After the shura, authorities sent away the police that the local men had accused of corruption, although the provincial governor, who’d been flown in for the shura, had said that they must get their accusations down in writing.

Improving Andar and the rest of the country will take time, patience and diligence, Freakley said. “There are no quick fixes in a country as hard hit as Afghanistan,” he said. “What you want to see is steady progress.

“I’ve directed my soldiers to respect you and your families,” said Freakley. “I’ve directed my soldiers to respect your culture. I’ve directed my soldiers to respect Islam. Are my soldiers doing this?”

Yes, the Afghans murmured in reply.

Freakley said the U.S. strategy to win peace for the country relied on three things: security, governance and reconstruction.

In Andar, as part of a U.S. offensive throughout the eastern portion of the country that could last until Ramadan or longer, military officials believed they could rout a Taliban force of unknown size to provide security, then use their influence to bring in a new district chief and new police for better governance.

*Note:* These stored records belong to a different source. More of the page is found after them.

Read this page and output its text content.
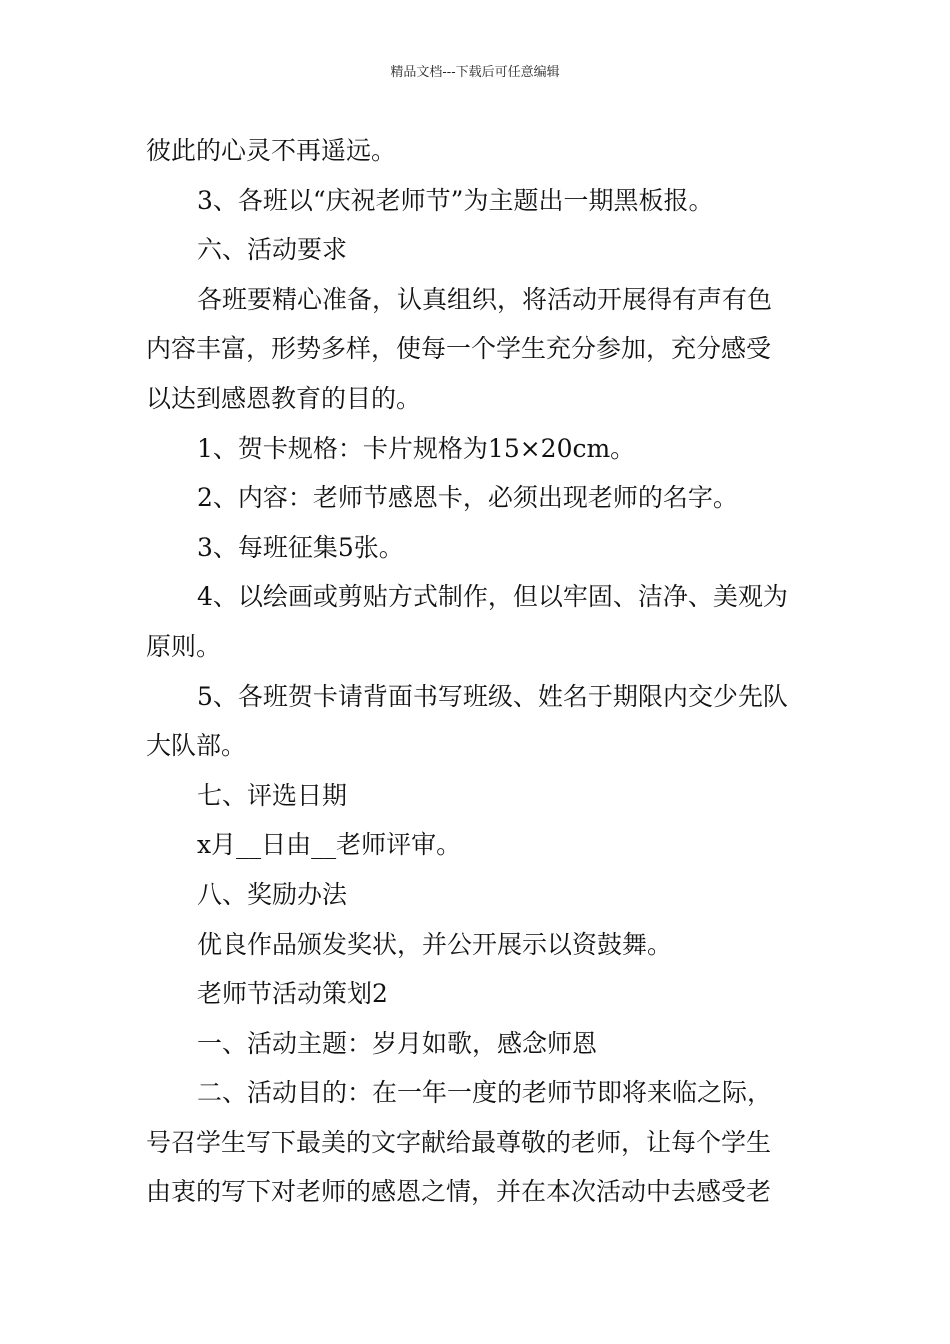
精品文档---下载后可任意编辑
彼此的心灵不再遥远。
3、各班以“庆祝老师节”为主题出一期黑板报。
六、活动要求
各班要精心准备，认真组织，将活动开展得有声有色
内容丰富，形势多样，使每一个学生充分参加，充分感受
以达到感恩教育的目的。
1、贺卡规格：卡片规格为15×20cm。
2、内容：老师节感恩卡，必须出现老师的名字。
3、每班征集5张。
4、以绘画或剪贴方式制作，但以牢固、洁净、美观为
原则。
5、各班贺卡请背面书写班级、姓名于期限内交少先队
大队部。
七、评选日期
x月__日由__老师评审。
八、奖励办法
优良作品颁发奖状，并公开展示以资鼓舞。
老师节活动策划2
一、活动主题：岁月如歌，感念师恩
二、活动目的：在一年一度的老师节即将来临之际，
号召学生写下最美的文字献给最尊敬的老师，让每个学生
由衷的写下对老师的感恩之情，并在本次活动中去感受老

Finally, they would start construction on a number of projects.

But the fighting never happened, and Lt. Col. Chris Toner, commander of the 2nd Battalion, 87th Infantry Regiment, told Freakley that in his previous visit to Miri — when the general tossed soccer balls to village boys on the way to his Black Hawk — he sensed the combat mission had somehow been compromised. However, many Taliban had been there were now elsewhere.

“Well, we’ll find them,” Freakley said.